Comme expliqué dans cet article,
il est totalement réalisable de tourner rapidement la page nucléaire,
sans pour autant se serrer la ceinture, ou retourner à la bougie et 84 % des français sont prêts à tourner la page. lien
Pourtant Sarközy menace « je ne laisserais pas dilapider l’héritage industriel et énergétique bâti ces 50 dernières années ». lien
Est-ce à dire que s’il perdait la présidentielle, il serait prêt a faire un coup d’état pour reprendre le pouvoir ?
Ou est-ce seulement l’une de ces menaces dont il est coutumier, et
dont l’on sait qu’elles ne sont que des « coups de gueule » si l’on se
souvient des menaces proférées depuis 4 ans sur les parachutes dorés et
les paradis fiscaux ? lien
En tout cas aujourd’hui, la question de sortie du nucléaire n’est plus un tabou.
De la CGT, connue pour son attachement au nucléaire, à la CFDT, en passant par l’Unsa, tous sont favorables à une baisse plus ou moins importante de la part nucléaire en France. lien
Corinne Lepage a une phrase qui résume assez bien l’opinion publique actuelle : « ce n’est pas sortir du nucléaire qui est suicidaire, mais s’entêter dans le nucléaire qui l’est ».
Elle rappelle qu’EDF traîne les pieds pour sécuriser ses centrales, et que la mise aux normes va être beaucoup plus couteuse qu’elle l’affirme.

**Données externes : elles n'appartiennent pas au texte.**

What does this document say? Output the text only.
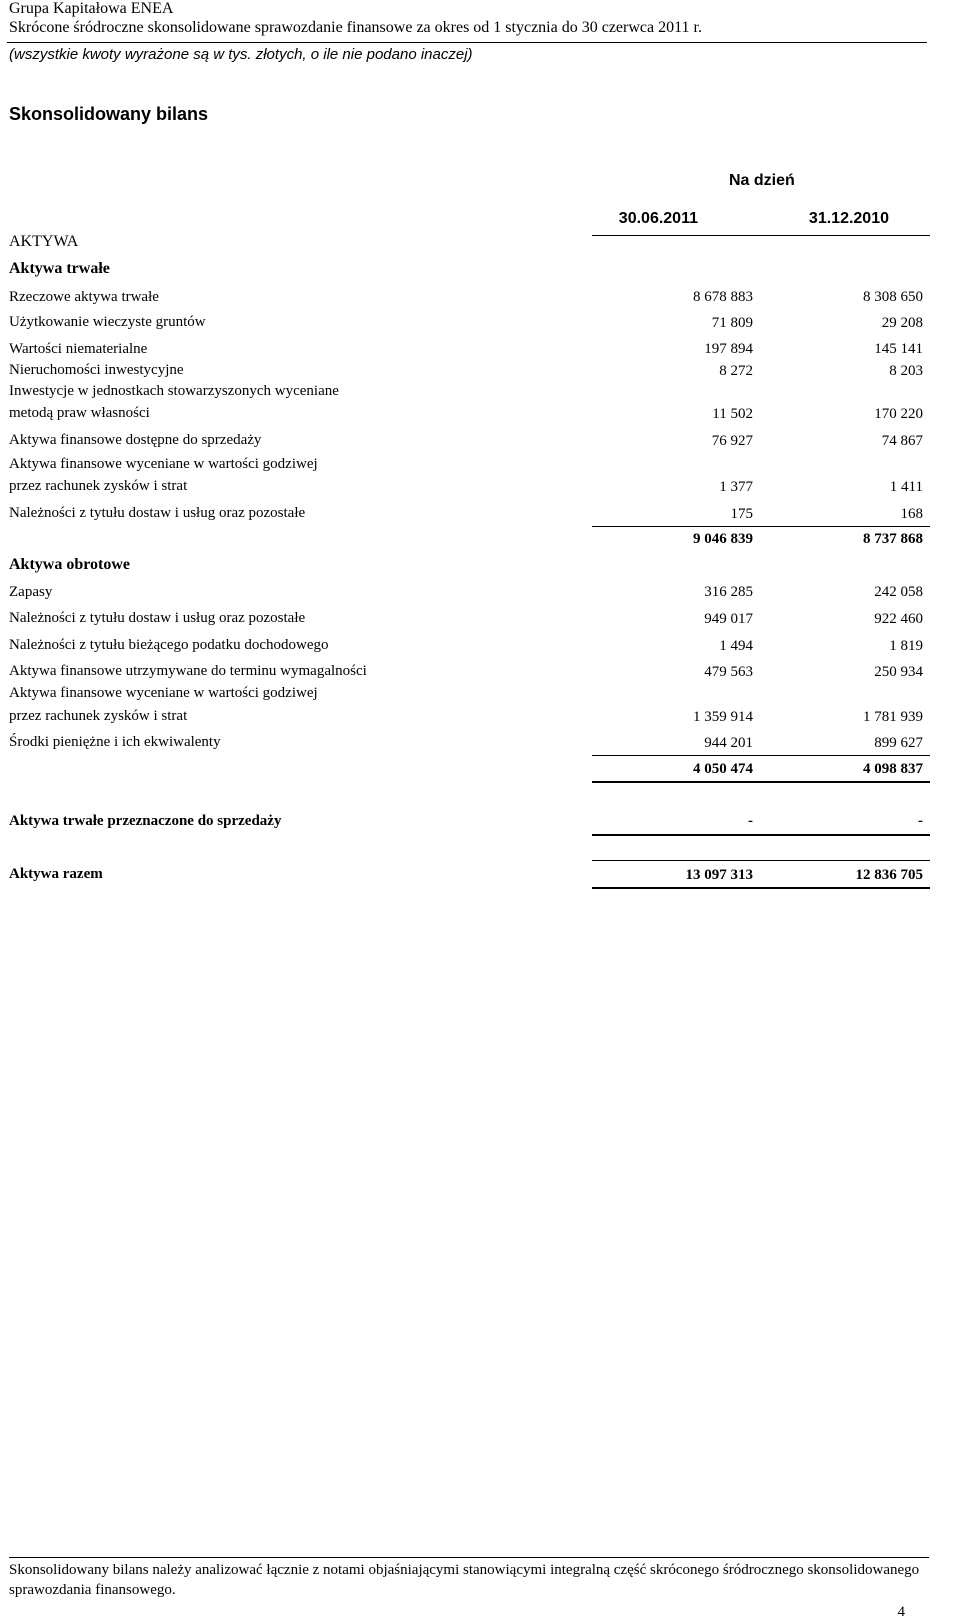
Grupa Kapitałowa ENEA
Skrócone śródroczne skonsolidowane sprawozdanie finansowe za okres od 1 stycznia do 30 czerwca 2011 r.
(wszystkie kwoty wyrażone są w tys. złotych, o ile nie podano inaczej)
Skonsolidowany bilans
Na dzień
30.06.2011	31.12.2010
AKTYWA
Aktywa trwałe
Rzeczowe aktywa trwałe	8 678 883	8 308 650
Użytkowanie wieczyste gruntów	71 809	29 208
Wartości niematerialne	197 894	145 141
Nieruchomości inwestycyjne	8 272	8 203
Inwestycje w jednostkach stowarzyszonych wyceniane
metodą praw własności	11 502	170 220
Aktywa finansowe dostępne do sprzedaży	76 927	74 867
Aktywa finansowe wyceniane w wartości godziwej
przez rachunek zysków i strat	1 377	1 411
Należności z tytułu dostaw i usług oraz pozostałe	175	168
9 046 839	8 737 868
Aktywa obrotowe
Zapasy	316 285	242 058
Należności z tytułu dostaw i usług oraz pozostałe	949 017	922 460
Należności z tytułu bieżącego podatku dochodowego	1 494	1 819
Aktywa finansowe utrzymywane do terminu wymagalności	479 563	250 934
Aktywa finansowe wyceniane w wartości godziwej
przez rachunek zysków i strat	1 359 914	1 781 939
Środki pieniężne i ich ekwiwalenty	944 201	899 627
4 050 474	4 098 837
Aktywa trwałe przeznaczone do sprzedaży	-	-
Aktywa razem	13 097 313	12 836 705
Skonsolidowany bilans należy analizować łącznie z notami objaśniającymi stanowiącymi integralną część skróconego śródrocznego skonsolidowanego sprawozdania finansowego.
4
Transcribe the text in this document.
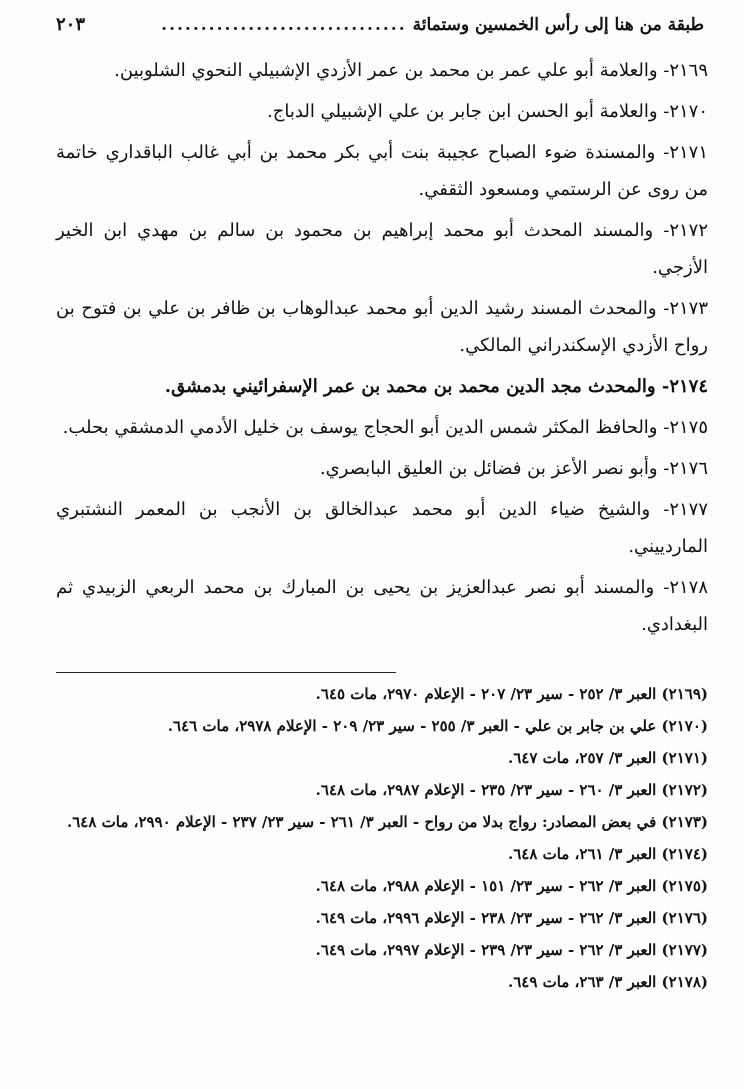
طبقة من هنا إلى رأس الخمسين وستمائة
...............................
٢٠٣

٢١٦٩- والعلامة أبو علي عمر بن محمد بن عمر الأزدي الإشبيلي النحوي الشلوبين.

٢١٧٠- والعلامة أبو الحسن ابن جابر بن علي الإشبيلي الدباج.

٢١٧١- والمسندة ضوء الصباح عجيبة بنت أبي بكر محمد بن أبي غالب الباقداري خاتمة من روى عن الرستمي ومسعود الثقفي.

٢١٧٢- والمسند المحدث أبو محمد إبراهيم بن محمود بن سالم بن مهدي ابن الخير الأزجي.

٢١٧٣- والمحدث المسند رشيد الدين أبو محمد عبدالوهاب بن ظافر بن علي بن فتوح بن رواح الأزدي الإسكندراني المالكي.

٢١٧٤- والمحدث مجد الدين محمد بن محمد بن عمر الإسفرائيني بدمشق.

٢١٧٥- والحافظ المكثر شمس الدين أبو الحجاج يوسف بن خليل الأدمي الدمشقي بحلب.

٢١٧٦- وأبو نصر الأعز بن فضائل بن العليق البابصري.

٢١٧٧- والشيخ ضياء الدين أبو محمد عبدالخالق بن الأنجب بن المعمر النشتبري الماردييني.

٢١٧٨- والمسند أبو نصر عبدالعزيز بن يحيى بن المبارك بن محمد الربعي الزبيدي ثم البغدادي.

(٢١٦٩) العبر ٣/ ٢٥٢ - سير ٢٣/ ٢٠٧ - الإعلام ٢٩٧٠، مات ٦٤٥.

(٢١٧٠) علي بن جابر بن علي - العبر ٣/ ٢٥٥ - سير ٢٣/ ٢٠٩ - الإعلام ٢٩٧٨، مات ٦٤٦.

(٢١٧١) العبر ٣/ ٢٥٧، مات ٦٤٧.

(٢١٧٢) العبر ٣/ ٢٦٠ - سير ٢٣/ ٢٣٥ - الإعلام ٢٩٨٧، مات ٦٤٨.

(٢١٧٣) في بعض المصادر: رواج بدلا من رواح - العبر ٣/ ٢٦١ - سير ٢٣/ ٢٣٧ - الإعلام ٢٩٩٠، مات ٦٤٨.

(٢١٧٤) العبر ٣/ ٢٦١، مات ٦٤٨.

(٢١٧٥) العبر ٣/ ٢٦٢ - سير ٢٣/ ١٥١ - الإعلام ٢٩٨٨، مات ٦٤٨.

(٢١٧٦) العبر ٣/ ٢٦٢ - سير ٢٣/ ٢٣٨ - الإعلام ٢٩٩٦، مات ٦٤٩.

(٢١٧٧) العبر ٣/ ٢٦٢ - سير ٢٣/ ٢٣٩ - الإعلام ٢٩٩٧، مات ٦٤٩.

(٢١٧٨) العبر ٣/ ٢٦٣، مات ٦٤٩.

Elle affirme qu’il faudrait payer 400 milliards pour rester dans le nucléaire, et 460 milliards pour en sortir. lien
Benjamin Dessus, économiste et ingénieur, président de « Global Chance », s’exprimant dans les colonnes des « Echos » écrit qu’il est possible de sortir du nucléaire sans pour autant plonger dans le chaos. lien
Alors, faut-il s’exposer à un nouveau Fukushima, en France
ou ailleurs, accepter la multiplication des cancers, continuer
d’accumuler des tonnes de déchets nucléaires ingérables, continuer à
être dépendant énergétiquement et à gâcher des fortunes ?
Ou alors faut-il lancer un vaste programme de créations d’emploi,
permettre l’indépendance énergétique du pays, en se tournant enfin vers
les énergies propres, et renouvelables, ne produisant pas, ou peu, de
déchets ?
Comme dit mon vieil ami africain : « la gazelle qui a vu le lion court plus vite que celle qui ne l’a pas vu ».
Merci à Corinne PY pour son aide précieuse.
L’image illustrant l’article provient de « fr.altermedia.info »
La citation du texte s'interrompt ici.